À l’origine, rien ne semble prédestiner ce petit homme aux plus grandes fonctions. Enfant, Narendra vit à Vadnagar, dans le Gujarat, un État de l’ouest du pays. Il aide ses parents à faire tourner l’épicerie familiale en vendant du thé en rue. Dans son livre «L’Inde selon Modi», Shashi Tharoor décrit son ascension et comment, à partir de son inscription au parti d’extrême droite hindou BJP, il gravit une à une les marches le conduisant au pouvoir suprême en Inde. «Je vais prendre votre amour et le transformer en progrès», lance-t-il le soir de sa victoire électorale, «Le développement de tous est notre mantra.»
À ce moment déjà, ses adversaires sont dans l’expectative. Ils craignent que, derrière le sourire jovial de cet homme à barbe blanche et au visage rondement rassurant, se cachent des desseins moins avouables : ils n’ont pas oublié les émeutes antimusulmanes ayant fait un millier de morts lorsqu’il dirigeait le Gujarat !
Bilan mitigé
Sept ans, un second scrutin victorieux (en 2019) et sa confirmation comme Premier ministre plus tard, qu’est-il advenu de l’homme, de ses promesses et des craintes que son accession au pouvoir inspirait ? Au lendemain des législatives de 2019, Le Monde diplomatique analyse la situation dans un article au titre sans équivoque : «Comment remporter les élections avec un bilan désastreux».

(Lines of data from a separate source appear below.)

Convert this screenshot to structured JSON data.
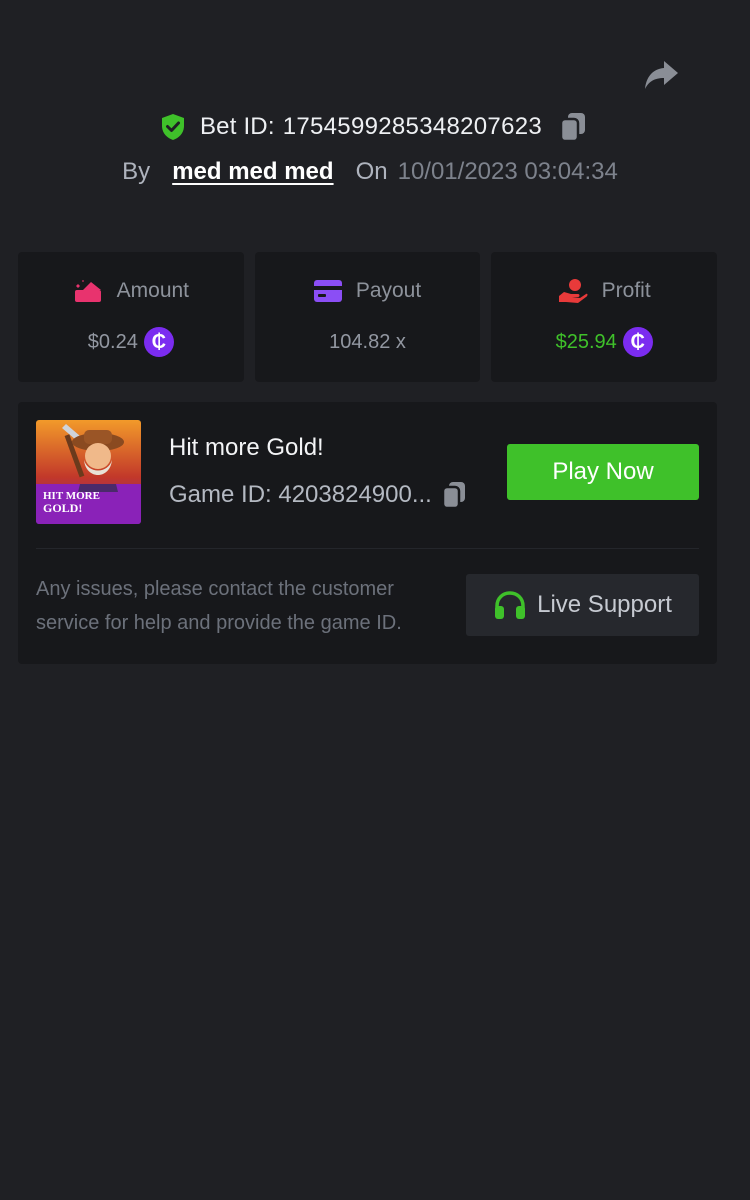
{
  "header": {
    "bet_label": "Bet ID:",
    "bet_id": "1754599285348207623",
    "by_label": "By",
    "username": "med med med",
    "on_label": "On",
    "datetime": "10/01/2023 03:04:34"
  },
  "stats": [
    {
      "title": "Amount",
      "value": "$0.24",
      "icon": "money-icon",
      "has_coin": true
    },
    {
      "title": "Payout",
      "value": "104.82 x",
      "icon": "card-icon",
      "has_coin": false
    },
    {
      "title": "Profit",
      "value": "$25.94",
      "icon": "hand-coin-icon",
      "has_coin": true
    }
  ],
  "coin_symbol": "₵",
  "game": {
    "title": "Hit more Gold!",
    "id_text": "Game ID: 4203824900...",
    "thumb_text_line1": "HIT MORE",
    "thumb_text_line2": "GOLD!",
    "play_label": "Play Now"
  },
  "support": {
    "help_text": "Any issues, please contact the customer service for help and provide the game ID.",
    "button_label": "Live Support"
  },
  "colors": {
    "background": "#1f2024",
    "panel": "#17181b",
    "accent_green": "#3fc12a",
    "coin_purple": "#7b2cf0",
    "amount_pink": "#e8336e",
    "payout_purple": "#8b4ef5",
    "profit_red": "#e83a3a"
  }
}
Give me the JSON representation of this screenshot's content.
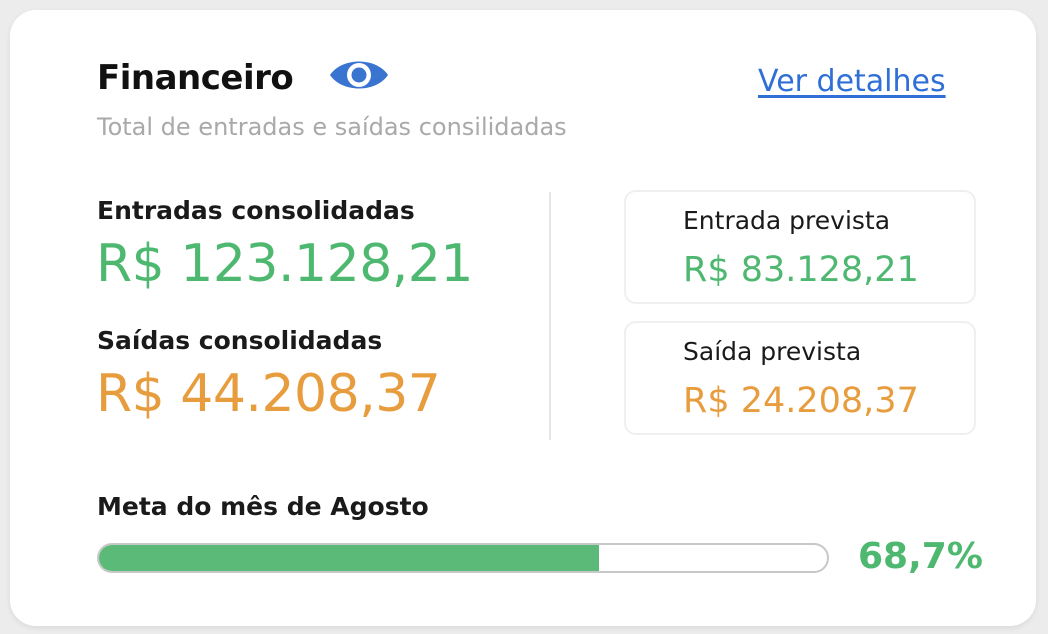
{
  "header": {
    "title": "Financeiro",
    "subtitle": "Total de entradas e saídas consilidadas",
    "details_link": "Ver detalhes",
    "eye_icon": "eye-icon"
  },
  "consolidated": {
    "inflow_label": "Entradas consolidadas",
    "inflow_value": "R$ 123.128,21",
    "outflow_label": "Saídas consolidadas",
    "outflow_value": "R$ 44.208,37"
  },
  "forecast": {
    "inflow_label": "Entrada prevista",
    "inflow_value": "R$ 83.128,21",
    "outflow_label": "Saída prevista",
    "outflow_value": "R$ 24.208,37"
  },
  "goal": {
    "label": "Meta do mês de Agosto",
    "percent_text": "68,7%",
    "progress_fraction": 0.687
  },
  "colors": {
    "inflow": "#4fb870",
    "outflow": "#e79d3e",
    "link": "#2f6fd6",
    "eye": "#3a74d1",
    "progress_fill": "#5cba78"
  }
}
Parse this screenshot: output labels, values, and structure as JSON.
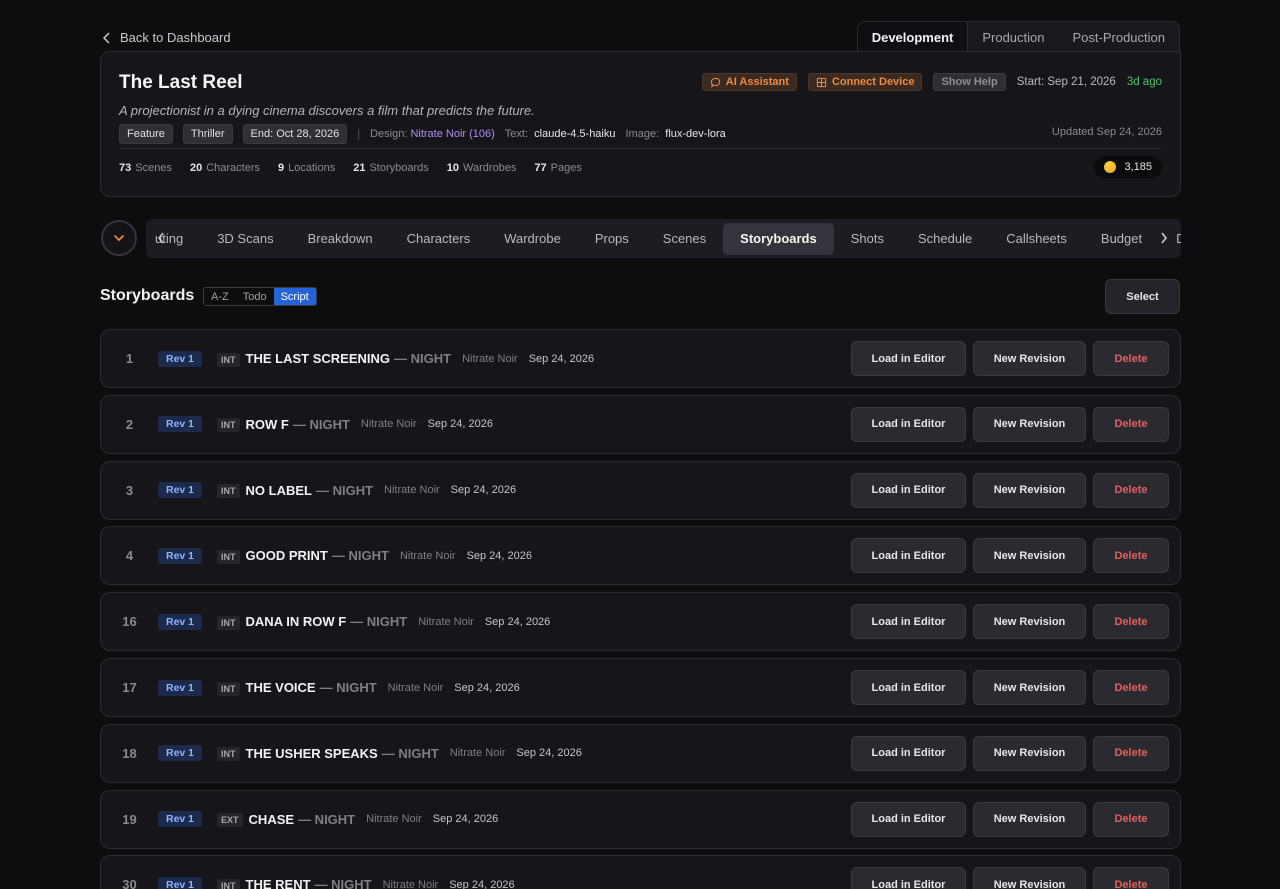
{
  "nav": {
    "back_label": "Back to Dashboard"
  },
  "phases": [
    "Development",
    "Production",
    "Post-Production"
  ],
  "project": {
    "title": "The Last Reel",
    "logline": "A projectionist in a dying cinema discovers a film that predicts the future.",
    "ai_assistant": "AI Assistant",
    "connect_device": "Connect Device",
    "show_help": "Show Help",
    "start": "Start: Sep 21, 2026",
    "ago": "3d ago",
    "tags": [
      "Feature",
      "Thriller",
      "End: Oct 28, 2026"
    ],
    "design_label": "Design:",
    "design_value": "Nitrate Noir (106)",
    "text_label": "Text:",
    "text_value": "claude-4.5-haiku",
    "image_label": "Image:",
    "image_value": "flux-dev-lora",
    "updated": "Updated Sep 24, 2026",
    "stats": [
      {
        "count": "73",
        "label": "Scenes"
      },
      {
        "count": "20",
        "label": "Characters"
      },
      {
        "count": "9",
        "label": "Locations"
      },
      {
        "count": "21",
        "label": "Storyboards"
      },
      {
        "count": "10",
        "label": "Wardrobes"
      },
      {
        "count": "77",
        "label": "Pages"
      }
    ],
    "credits": "3,185"
  },
  "departments": [
    "uting",
    "3D Scans",
    "Breakdown",
    "Characters",
    "Wardrobe",
    "Props",
    "Scenes",
    "Storyboards",
    "Shots",
    "Schedule",
    "Callsheets",
    "Budget",
    "Deals"
  ],
  "active_department": "Storyboards",
  "section": {
    "title": "Storyboards",
    "sort_options": [
      "A-Z",
      "Todo",
      "Script"
    ],
    "active_sort": "Script",
    "select_label": "Select"
  },
  "row_actions": {
    "load": "Load in Editor",
    "new": "New Revision",
    "delete": "Delete"
  },
  "storyboards": [
    {
      "num": "1",
      "rev": "Rev 1",
      "ie": "INT",
      "slug": "THE LAST SCREENING",
      "tod": "— NIGHT",
      "style": "Nitrate Noir",
      "date": "Sep 24, 2026"
    },
    {
      "num": "2",
      "rev": "Rev 1",
      "ie": "INT",
      "slug": "ROW F",
      "tod": "— NIGHT",
      "style": "Nitrate Noir",
      "date": "Sep 24, 2026"
    },
    {
      "num": "3",
      "rev": "Rev 1",
      "ie": "INT",
      "slug": "NO LABEL",
      "tod": "— NIGHT",
      "style": "Nitrate Noir",
      "date": "Sep 24, 2026"
    },
    {
      "num": "4",
      "rev": "Rev 1",
      "ie": "INT",
      "slug": "GOOD PRINT",
      "tod": "— NIGHT",
      "style": "Nitrate Noir",
      "date": "Sep 24, 2026"
    },
    {
      "num": "16",
      "rev": "Rev 1",
      "ie": "INT",
      "slug": "DANA IN ROW F",
      "tod": "— NIGHT",
      "style": "Nitrate Noir",
      "date": "Sep 24, 2026"
    },
    {
      "num": "17",
      "rev": "Rev 1",
      "ie": "INT",
      "slug": "THE VOICE",
      "tod": "— NIGHT",
      "style": "Nitrate Noir",
      "date": "Sep 24, 2026"
    },
    {
      "num": "18",
      "rev": "Rev 1",
      "ie": "INT",
      "slug": "THE USHER SPEAKS",
      "tod": "— NIGHT",
      "style": "Nitrate Noir",
      "date": "Sep 24, 2026"
    },
    {
      "num": "19",
      "rev": "Rev 1",
      "ie": "EXT",
      "slug": "CHASE",
      "tod": "— NIGHT",
      "style": "Nitrate Noir",
      "date": "Sep 24, 2026"
    },
    {
      "num": "30",
      "rev": "Rev 1",
      "ie": "INT",
      "slug": "THE RENT",
      "tod": "— NIGHT",
      "style": "Nitrate Noir",
      "date": "Sep 24, 2026"
    }
  ]
}
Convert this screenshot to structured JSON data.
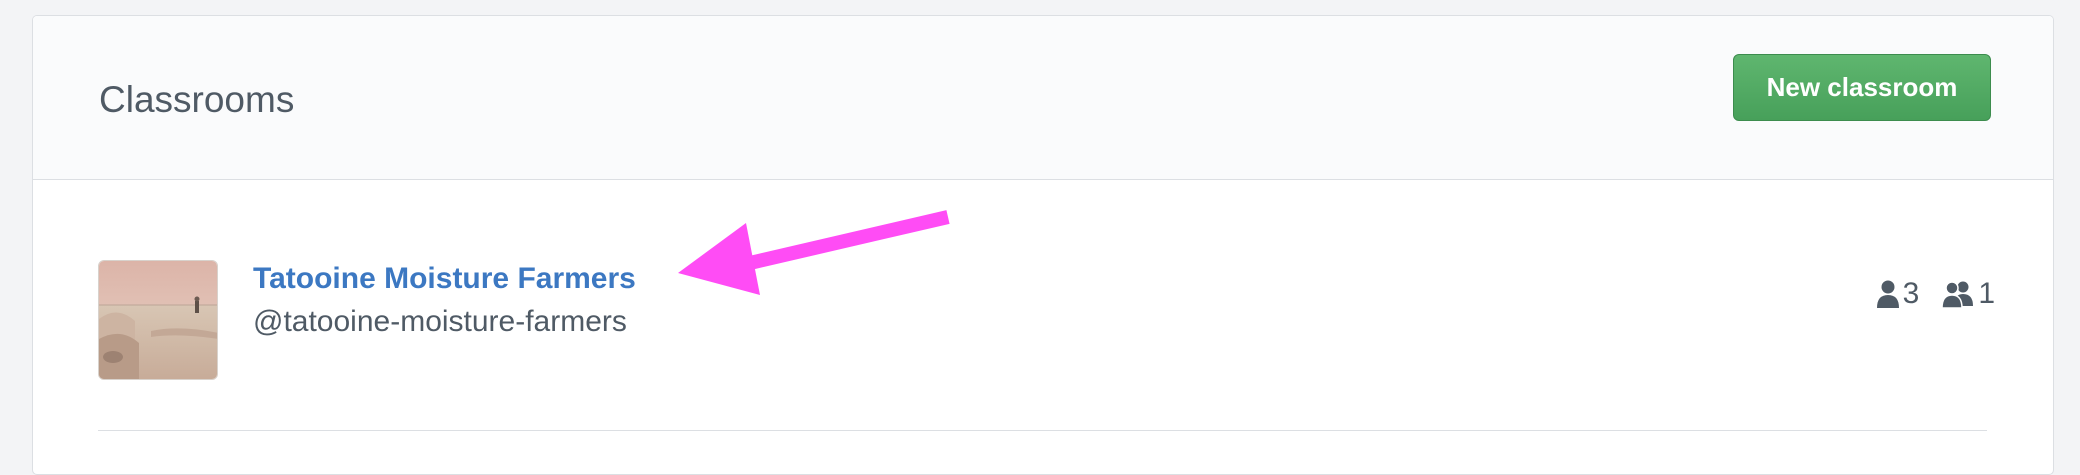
{
  "header": {
    "title": "Classrooms",
    "new_button_label": "New classroom"
  },
  "classrooms": [
    {
      "name": "Tatooine Moisture Farmers",
      "handle": "@tatooine-moisture-farmers",
      "members_count": "3",
      "teams_count": "1"
    }
  ],
  "colors": {
    "link": "#3c78c2",
    "primary_button": "#4ca55e",
    "annotation_arrow": "#ff4cf5",
    "text_muted": "#4f5a65"
  },
  "icons": {
    "member": "person-icon",
    "team": "people-icon"
  }
}
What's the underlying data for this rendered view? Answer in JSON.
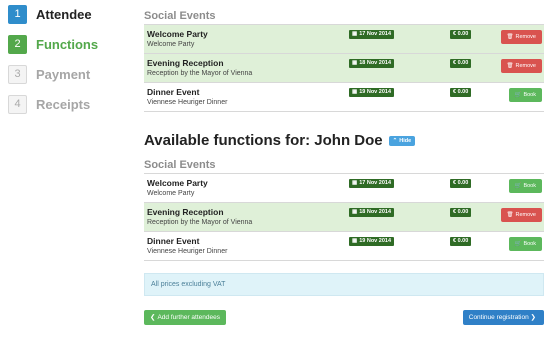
{
  "steps": [
    {
      "number": "1",
      "label": "Attendee"
    },
    {
      "number": "2",
      "label": "Functions"
    },
    {
      "number": "3",
      "label": "Payment"
    },
    {
      "number": "4",
      "label": "Receipts"
    }
  ],
  "booked": {
    "section": "Social Events",
    "rows": [
      {
        "name": "Welcome Party",
        "desc": "Welcome Party",
        "date": "17 Nov 2014",
        "price": "€ 0.00",
        "action": "Remove"
      },
      {
        "name": "Evening Reception",
        "desc": "Reception by the Mayor of Vienna",
        "date": "18 Nov 2014",
        "price": "€ 0.00",
        "action": "Remove"
      },
      {
        "name": "Dinner Event",
        "desc": "Viennese Heuriger Dinner",
        "date": "19 Nov 2014",
        "price": "€ 0.00",
        "action": "Book"
      }
    ]
  },
  "available": {
    "title": "Available functions for: John Doe",
    "hide_label": "Hide",
    "section": "Social Events",
    "rows": [
      {
        "name": "Welcome Party",
        "desc": "Welcome Party",
        "date": "17 Nov 2014",
        "price": "€ 0.00",
        "action": "Book"
      },
      {
        "name": "Evening Reception",
        "desc": "Reception by the Mayor of Vienna",
        "date": "18 Nov 2014",
        "price": "€ 0.00",
        "action": "Remove"
      },
      {
        "name": "Dinner Event",
        "desc": "Viennese Heuriger Dinner",
        "date": "19 Nov 2014",
        "price": "€ 0.00",
        "action": "Book"
      }
    ]
  },
  "info": "All prices excluding VAT",
  "buttons": {
    "add": "Add further attendees",
    "continue": "Continue registration"
  },
  "icons": {
    "calendar": "calendar-icon",
    "trash": "trash-icon",
    "cart": "cart-icon",
    "chevron-left": "chevron-left-icon",
    "chevron-right": "chevron-right-icon",
    "chevron-up": "chevron-up-icon"
  },
  "colors": {
    "active_step": "#2f8dcb",
    "done_step": "#53a84b",
    "booked_row": "#dff0d8",
    "remove": "#d9534f",
    "book": "#5cb85c",
    "continue": "#2f80c7"
  }
}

Bilan économique et social en demi-teinte voire décevant pour les uns, carrément médiocre pour d’autres analystes ! Pourtant Modi est plébiscité par une majorité des 900 millions d’électeurs. Ce qui fait la différence pour nombre d’observateurs occidentaux ? Un marketing bien rôdé : «Made in India», dont Modi est passé maître mais aussi (surtout ?) un discours basé sur la sécurité, la haine et la peur de l’ennemi pakistanais, le nationalisme hindou (les minorités chrétiennes et musulmanes sont discriminées) et le sexisme. Dans le même temps, la liberté d’expression est muselée : les récentes manifestations de paysans en ont témoigné.
National-populisme
Pour Shashi Tharoor, Modi ne serait rien d’autre que l’incarnation du national-populisme, comme le sont dans leurs pays Jair Bolsonaro, Vladimir Poutine ou Recep Tayyip Erdoðan. De son côté, le magazine de géopolitique Le Grand continent n’hésite pas à l’affirmer : Narendra Modi est «certainement le dirigeant le plus puissant que l’Inde ait connu depuis Indira Gandhi et peut-être le plus puissant depuis Nehru lui-même». Selon le Fond Monétaire International, le pays devrait enregistrer cette année une croissance plus forte que celle de la Chine. Avec pour capitaine son stratège nationaliste Modi, seul maître à bord…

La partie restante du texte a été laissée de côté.